Manifestasi mental yang sehat (secara psikologis) menurut Maslow danMittlemenn tercermin dari kesebelas dimensi kesehatan mental yakni adalah sebagai berikut:  
  1. Adequate feeling of security (rasa aman yang memadai). Perasaan merasa aman dalam hubungannya dengan pekerjaan, sosial, dan keluarganya.  
  2. Adequate self evaluation (kemampuan menilai diri sendiri yang memadai), yang mencakup (a) Memiliki harga diri yang memadai dan merasa ada nilai yang sebanding antara keadaan diri yang sebenarnya (potensi diri) dengan prestasinya, (b) Memiliki perasaan berguna akan diri sendiri, yaitu perasaan yang secara moral masuk akal, dan tidak diganggu oleh rasa bersalah yang berlebihan, dan mampu mengenal beberapa hal yang secara sosial dan personal tidak dapat diterima oleh kehendak umum yang selalu ada sepanjang kehidupan di masyarakat. 

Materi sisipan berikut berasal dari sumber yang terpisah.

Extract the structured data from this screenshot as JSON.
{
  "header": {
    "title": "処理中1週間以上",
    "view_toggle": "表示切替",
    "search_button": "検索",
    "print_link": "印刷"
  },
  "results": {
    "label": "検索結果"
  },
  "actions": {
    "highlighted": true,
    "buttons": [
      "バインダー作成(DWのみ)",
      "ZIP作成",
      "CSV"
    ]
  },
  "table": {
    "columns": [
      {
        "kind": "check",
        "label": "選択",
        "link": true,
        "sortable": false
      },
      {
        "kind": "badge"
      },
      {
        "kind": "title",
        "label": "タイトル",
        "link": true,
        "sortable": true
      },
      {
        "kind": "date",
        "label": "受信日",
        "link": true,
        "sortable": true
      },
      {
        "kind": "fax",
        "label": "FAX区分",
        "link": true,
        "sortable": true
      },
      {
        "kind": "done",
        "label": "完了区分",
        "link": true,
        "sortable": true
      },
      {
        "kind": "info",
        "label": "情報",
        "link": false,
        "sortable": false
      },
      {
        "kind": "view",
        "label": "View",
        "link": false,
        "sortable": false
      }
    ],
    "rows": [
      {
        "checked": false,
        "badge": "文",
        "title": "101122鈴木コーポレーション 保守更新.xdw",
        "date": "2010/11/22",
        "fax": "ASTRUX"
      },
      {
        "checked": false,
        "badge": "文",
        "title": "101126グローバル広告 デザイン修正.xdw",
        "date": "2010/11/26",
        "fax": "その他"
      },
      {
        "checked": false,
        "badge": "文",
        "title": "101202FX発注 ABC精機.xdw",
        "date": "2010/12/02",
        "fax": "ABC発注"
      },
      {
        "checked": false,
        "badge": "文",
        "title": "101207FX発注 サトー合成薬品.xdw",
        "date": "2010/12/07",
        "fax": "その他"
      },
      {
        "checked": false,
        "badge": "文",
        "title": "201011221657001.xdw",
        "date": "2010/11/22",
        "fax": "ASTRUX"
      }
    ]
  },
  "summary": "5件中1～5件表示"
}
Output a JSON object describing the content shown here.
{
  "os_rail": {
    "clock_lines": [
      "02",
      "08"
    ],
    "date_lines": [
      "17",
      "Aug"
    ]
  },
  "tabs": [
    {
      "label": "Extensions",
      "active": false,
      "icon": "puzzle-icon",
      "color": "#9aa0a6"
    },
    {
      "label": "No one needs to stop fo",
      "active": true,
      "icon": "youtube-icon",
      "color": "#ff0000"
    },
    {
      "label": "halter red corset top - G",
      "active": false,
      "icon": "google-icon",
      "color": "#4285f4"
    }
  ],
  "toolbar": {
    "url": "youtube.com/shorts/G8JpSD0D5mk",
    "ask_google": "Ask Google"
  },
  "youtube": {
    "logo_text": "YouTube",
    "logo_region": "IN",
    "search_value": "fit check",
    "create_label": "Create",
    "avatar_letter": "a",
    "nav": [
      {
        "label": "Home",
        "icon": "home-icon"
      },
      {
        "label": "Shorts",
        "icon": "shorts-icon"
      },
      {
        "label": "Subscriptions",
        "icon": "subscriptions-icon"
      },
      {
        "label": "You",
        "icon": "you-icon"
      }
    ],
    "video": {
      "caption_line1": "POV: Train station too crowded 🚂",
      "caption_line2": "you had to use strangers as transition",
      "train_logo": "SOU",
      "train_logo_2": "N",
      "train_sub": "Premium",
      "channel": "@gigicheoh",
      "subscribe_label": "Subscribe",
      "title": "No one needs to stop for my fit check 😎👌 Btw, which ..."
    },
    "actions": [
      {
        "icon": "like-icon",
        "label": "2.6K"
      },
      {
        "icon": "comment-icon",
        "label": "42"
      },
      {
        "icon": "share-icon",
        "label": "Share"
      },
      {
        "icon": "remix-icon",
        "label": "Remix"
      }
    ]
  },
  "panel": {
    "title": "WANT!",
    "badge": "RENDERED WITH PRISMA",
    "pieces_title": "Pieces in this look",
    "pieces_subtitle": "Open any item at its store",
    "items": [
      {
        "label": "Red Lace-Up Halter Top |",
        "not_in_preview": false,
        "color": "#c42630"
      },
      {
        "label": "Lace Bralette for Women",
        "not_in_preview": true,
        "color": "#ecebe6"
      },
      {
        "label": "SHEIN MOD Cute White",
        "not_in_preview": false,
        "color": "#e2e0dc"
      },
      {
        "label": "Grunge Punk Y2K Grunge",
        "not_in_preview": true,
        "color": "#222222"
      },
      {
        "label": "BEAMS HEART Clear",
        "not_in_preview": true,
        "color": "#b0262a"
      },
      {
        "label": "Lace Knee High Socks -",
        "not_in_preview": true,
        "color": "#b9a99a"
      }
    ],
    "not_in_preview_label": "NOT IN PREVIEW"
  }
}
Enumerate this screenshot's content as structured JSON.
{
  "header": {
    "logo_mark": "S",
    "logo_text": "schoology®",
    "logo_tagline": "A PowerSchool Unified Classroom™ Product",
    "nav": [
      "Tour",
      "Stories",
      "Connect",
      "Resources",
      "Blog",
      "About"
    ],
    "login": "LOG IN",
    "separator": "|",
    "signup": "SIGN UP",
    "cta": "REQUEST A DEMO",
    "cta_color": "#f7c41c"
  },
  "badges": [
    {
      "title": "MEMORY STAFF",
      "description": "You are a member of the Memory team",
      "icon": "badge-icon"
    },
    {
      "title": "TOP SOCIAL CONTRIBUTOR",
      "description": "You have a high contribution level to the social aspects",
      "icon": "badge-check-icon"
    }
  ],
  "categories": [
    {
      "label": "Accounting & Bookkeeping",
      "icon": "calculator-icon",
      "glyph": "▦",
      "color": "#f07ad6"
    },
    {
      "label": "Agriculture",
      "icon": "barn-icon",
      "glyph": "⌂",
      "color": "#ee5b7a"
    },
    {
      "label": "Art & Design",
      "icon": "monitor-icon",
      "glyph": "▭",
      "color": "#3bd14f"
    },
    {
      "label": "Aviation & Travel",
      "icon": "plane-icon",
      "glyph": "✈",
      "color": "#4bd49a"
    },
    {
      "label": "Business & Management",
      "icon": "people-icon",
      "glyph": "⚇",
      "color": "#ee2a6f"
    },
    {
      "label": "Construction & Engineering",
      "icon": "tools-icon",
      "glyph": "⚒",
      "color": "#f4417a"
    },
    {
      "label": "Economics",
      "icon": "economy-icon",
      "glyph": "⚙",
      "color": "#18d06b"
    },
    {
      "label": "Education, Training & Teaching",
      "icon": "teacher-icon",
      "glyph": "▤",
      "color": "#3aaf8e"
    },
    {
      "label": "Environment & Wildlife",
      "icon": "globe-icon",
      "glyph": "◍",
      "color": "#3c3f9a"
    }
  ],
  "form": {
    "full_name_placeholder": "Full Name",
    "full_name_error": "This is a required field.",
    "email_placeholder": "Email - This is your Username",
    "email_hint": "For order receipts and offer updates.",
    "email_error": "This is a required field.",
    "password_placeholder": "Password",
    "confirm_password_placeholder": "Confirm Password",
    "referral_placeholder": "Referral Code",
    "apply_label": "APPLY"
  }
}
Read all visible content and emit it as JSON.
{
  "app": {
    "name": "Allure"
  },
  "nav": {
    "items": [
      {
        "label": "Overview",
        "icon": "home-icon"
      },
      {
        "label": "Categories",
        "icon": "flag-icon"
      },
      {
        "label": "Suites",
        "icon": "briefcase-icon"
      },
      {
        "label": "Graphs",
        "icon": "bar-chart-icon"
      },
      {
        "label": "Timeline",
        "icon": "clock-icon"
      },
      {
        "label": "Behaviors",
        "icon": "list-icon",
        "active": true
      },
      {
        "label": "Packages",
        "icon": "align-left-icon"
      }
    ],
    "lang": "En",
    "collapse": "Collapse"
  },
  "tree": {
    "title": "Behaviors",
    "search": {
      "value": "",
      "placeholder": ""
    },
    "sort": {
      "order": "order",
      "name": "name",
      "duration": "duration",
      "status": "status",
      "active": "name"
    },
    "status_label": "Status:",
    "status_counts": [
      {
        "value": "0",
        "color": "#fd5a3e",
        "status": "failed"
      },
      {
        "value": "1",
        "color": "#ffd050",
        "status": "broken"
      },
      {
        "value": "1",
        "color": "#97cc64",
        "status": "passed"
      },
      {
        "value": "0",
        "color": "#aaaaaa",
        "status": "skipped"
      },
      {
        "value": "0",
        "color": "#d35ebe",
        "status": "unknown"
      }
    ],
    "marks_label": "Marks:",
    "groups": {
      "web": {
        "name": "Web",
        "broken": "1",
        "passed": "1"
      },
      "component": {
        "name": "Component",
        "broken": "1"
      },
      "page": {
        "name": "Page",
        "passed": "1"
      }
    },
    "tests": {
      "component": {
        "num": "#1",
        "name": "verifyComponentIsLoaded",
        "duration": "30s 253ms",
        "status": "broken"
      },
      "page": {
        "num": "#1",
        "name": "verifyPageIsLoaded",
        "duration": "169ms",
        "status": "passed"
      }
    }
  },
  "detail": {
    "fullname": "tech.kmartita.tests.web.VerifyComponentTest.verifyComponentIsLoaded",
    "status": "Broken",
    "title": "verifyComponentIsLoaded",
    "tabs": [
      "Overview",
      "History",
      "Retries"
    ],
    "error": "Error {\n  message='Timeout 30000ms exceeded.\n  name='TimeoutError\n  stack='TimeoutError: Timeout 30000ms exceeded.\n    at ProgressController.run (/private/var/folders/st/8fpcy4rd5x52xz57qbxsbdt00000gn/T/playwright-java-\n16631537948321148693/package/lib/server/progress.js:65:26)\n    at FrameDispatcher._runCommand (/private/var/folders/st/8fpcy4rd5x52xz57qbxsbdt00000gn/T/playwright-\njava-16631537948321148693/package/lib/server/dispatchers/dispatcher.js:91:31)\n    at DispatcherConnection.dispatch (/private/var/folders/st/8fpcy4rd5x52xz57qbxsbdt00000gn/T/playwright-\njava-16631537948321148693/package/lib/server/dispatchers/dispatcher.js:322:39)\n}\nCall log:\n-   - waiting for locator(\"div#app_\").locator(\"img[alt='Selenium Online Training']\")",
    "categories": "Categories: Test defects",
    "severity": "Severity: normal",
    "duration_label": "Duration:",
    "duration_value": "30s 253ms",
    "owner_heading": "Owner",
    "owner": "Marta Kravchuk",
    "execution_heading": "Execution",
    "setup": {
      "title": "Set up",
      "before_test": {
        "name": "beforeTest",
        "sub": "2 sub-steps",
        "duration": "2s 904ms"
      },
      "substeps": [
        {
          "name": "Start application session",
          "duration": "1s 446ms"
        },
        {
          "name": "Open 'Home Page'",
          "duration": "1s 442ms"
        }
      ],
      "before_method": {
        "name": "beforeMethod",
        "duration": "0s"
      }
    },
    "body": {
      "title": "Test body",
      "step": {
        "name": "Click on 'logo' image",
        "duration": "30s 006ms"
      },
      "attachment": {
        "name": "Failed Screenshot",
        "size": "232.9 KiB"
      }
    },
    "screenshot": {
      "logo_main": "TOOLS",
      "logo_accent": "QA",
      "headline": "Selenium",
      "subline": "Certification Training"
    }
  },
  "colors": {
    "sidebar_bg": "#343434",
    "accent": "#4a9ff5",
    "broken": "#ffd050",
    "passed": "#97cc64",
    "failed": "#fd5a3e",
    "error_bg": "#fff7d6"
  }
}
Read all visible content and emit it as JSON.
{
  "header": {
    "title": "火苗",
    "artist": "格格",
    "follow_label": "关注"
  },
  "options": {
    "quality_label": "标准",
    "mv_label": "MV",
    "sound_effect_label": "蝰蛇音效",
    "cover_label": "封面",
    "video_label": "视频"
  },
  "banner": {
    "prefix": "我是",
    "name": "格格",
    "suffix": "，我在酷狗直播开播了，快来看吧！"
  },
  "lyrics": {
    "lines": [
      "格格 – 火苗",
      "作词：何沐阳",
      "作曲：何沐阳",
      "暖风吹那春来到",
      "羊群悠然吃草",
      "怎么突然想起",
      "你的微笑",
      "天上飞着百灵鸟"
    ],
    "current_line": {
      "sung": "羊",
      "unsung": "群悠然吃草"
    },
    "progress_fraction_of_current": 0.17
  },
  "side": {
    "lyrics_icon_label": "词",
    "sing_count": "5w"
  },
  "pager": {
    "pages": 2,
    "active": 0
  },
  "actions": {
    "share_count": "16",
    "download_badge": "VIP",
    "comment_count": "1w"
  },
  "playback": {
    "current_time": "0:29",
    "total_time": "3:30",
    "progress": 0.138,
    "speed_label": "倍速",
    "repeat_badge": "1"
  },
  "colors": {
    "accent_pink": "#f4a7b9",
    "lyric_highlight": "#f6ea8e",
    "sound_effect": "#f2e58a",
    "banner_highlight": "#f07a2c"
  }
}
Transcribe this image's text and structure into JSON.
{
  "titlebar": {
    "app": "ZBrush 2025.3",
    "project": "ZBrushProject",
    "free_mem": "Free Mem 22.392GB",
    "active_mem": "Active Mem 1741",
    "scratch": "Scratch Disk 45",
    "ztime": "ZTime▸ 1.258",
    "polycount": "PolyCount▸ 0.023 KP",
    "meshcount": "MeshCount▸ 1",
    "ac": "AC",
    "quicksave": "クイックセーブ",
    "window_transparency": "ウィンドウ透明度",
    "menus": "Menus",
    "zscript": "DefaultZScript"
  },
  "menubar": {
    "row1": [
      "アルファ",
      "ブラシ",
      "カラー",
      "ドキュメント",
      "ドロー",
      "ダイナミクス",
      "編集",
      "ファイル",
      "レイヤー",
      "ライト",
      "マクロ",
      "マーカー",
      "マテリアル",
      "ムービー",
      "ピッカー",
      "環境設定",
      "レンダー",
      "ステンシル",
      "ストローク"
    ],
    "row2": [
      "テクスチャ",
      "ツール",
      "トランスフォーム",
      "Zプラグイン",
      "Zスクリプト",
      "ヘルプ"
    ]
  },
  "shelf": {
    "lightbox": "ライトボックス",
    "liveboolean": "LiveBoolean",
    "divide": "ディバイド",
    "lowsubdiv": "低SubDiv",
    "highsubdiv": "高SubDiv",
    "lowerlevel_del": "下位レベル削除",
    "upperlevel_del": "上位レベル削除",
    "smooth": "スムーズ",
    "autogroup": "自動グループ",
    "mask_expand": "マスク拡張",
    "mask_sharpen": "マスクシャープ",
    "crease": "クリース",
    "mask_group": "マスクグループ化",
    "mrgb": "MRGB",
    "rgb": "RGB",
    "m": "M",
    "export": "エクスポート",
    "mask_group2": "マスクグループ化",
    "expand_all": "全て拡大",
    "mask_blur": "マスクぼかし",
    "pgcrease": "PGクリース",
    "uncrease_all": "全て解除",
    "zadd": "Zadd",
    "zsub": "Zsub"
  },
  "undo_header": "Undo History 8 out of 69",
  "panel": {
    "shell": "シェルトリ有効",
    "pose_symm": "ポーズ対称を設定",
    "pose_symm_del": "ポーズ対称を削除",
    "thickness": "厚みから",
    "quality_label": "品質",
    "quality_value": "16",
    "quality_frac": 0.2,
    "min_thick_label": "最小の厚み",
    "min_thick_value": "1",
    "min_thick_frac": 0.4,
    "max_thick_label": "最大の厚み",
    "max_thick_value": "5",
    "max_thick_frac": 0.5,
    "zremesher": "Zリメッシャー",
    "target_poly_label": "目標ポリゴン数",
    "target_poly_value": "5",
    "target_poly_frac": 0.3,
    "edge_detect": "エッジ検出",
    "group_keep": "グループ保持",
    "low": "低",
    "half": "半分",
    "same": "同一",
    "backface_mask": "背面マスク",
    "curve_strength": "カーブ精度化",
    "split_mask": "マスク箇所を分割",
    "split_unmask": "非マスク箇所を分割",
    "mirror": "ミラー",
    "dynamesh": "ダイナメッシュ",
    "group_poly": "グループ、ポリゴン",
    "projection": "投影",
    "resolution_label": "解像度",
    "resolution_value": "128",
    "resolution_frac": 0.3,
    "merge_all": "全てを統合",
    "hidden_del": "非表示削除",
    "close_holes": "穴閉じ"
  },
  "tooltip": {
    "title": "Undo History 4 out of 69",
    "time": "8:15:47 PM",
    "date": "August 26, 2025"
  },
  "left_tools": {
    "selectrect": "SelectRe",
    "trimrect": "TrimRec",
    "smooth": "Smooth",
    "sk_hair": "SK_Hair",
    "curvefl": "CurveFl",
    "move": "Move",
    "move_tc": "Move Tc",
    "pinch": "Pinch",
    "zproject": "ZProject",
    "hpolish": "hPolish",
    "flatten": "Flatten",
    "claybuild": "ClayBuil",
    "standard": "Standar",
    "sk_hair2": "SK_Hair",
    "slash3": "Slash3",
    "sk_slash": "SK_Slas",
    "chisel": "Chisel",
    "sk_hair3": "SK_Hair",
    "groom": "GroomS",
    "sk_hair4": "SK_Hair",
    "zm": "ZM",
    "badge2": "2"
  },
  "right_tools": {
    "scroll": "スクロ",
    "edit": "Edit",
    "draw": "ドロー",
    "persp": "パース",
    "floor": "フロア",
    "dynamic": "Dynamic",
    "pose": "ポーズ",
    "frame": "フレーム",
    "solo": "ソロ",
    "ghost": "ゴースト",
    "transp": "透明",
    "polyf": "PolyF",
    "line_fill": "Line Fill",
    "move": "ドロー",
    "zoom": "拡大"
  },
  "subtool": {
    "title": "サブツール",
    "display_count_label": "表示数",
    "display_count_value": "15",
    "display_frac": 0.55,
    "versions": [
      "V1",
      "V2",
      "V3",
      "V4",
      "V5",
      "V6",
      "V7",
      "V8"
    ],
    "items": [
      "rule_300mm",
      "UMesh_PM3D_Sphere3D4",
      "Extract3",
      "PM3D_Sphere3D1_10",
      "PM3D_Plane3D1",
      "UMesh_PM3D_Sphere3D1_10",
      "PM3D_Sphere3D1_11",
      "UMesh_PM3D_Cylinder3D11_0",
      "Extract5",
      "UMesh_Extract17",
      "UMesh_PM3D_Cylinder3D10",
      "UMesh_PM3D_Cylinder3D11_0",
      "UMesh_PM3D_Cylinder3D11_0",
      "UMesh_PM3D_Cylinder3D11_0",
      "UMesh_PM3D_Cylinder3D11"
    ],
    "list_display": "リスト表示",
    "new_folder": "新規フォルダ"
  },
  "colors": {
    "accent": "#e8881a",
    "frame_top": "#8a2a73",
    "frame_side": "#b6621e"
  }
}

  3. Adequate spontaneity and emotionality (memiliki spontanitas dan perasaan yang memadai dengan orang lain), hal ini ditandai oleh kemampuan membentuk ikatan emosional secara kuat dan abadi, seperti hubungan persahabatan dan cinta, mampu mengekspresikan ketidaksukaan / ketidaksetujuan tanpa kehilangan kontrol, kemampuan memahami dan membagi perasaan kepada orang lain, kemampuan menyenangi diri sendiri dan tertawa. Ketika seseorang tidak senang pada suatu saat, maka dia harus memiliki alasan yang tepat mengapa dia tidak senang.  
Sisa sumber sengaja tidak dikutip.